Chris walked through the old house, through the dog’s room on the back porch and out into the back yard where Dad sat atop his ancient, red, riding mower, mowing and drinking what was almost surely corn liquor, wrapped in a brown paper bag.
“Hey there, Lil Bit, what you doin’ here? Dad slurred.
“You done drove all the way from New York City to help me cut all this grass.”
All morning, Chris sat in the kitchen with Ma snapping peas, peeling potatoes and soaking greens.
“You listen here girl, now I ain’t gonna have none of that mess you pull last year at my Easter table, you hear me?” Ma warned.
“What’s past is past.”
“Now, ya Mama an’ them comin.’”
“Again, Ma, she is not my Mama” Chris said.
“Well, she carried ya ‘round in her fo’ nine mont’s di’nt she?” Ma exclaimed.
Chris started, “Ma, but she never did nothing for me….” At this, Chris was immediately shocked by her improper language, and how easily it came back to her.

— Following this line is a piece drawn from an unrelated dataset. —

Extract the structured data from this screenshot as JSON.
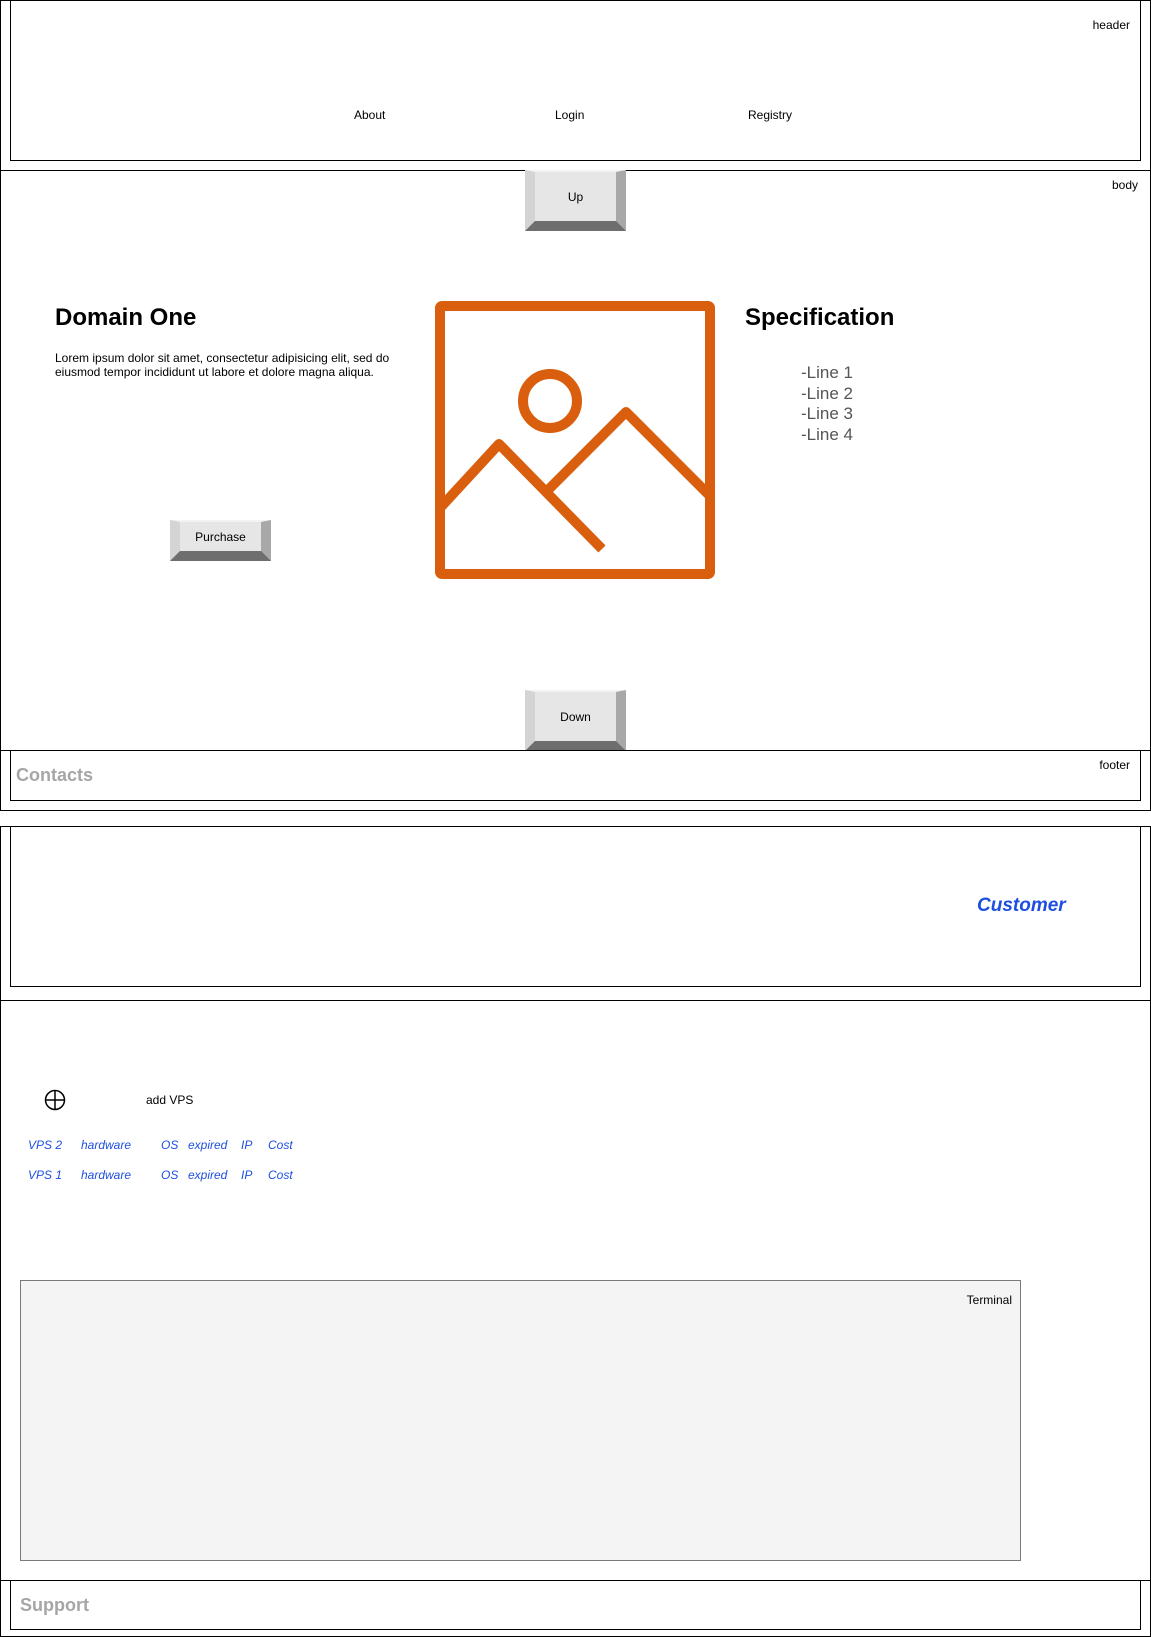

“She my daughter, and yo’ mama, an’ this is my house and I say she’ comin’ here to have Easter dinner wit’ us, now you just keep ya mouth shut if ya aint got nothing nice to say, hear.”
‘Ma, if she brings him again, I can’t sit at the table and act like everything is ok.” Chris explained.
Ma fidgeted. “Don’t you say it.”
Suddenly, Chris felt possessed. “What, Ma, that he raped me and my Mama was too high to do anything?”
Ma looked around for something to hold on to and settled on a bag of flour on the.
Ma said, “Don’t ya talk with dat nasty mouth in my house girl, now, I jus’ ain’t gon’ have it.”
Brushing flour off her dress, Ma quietly demanded, “Now make yourself useful and go set the table.”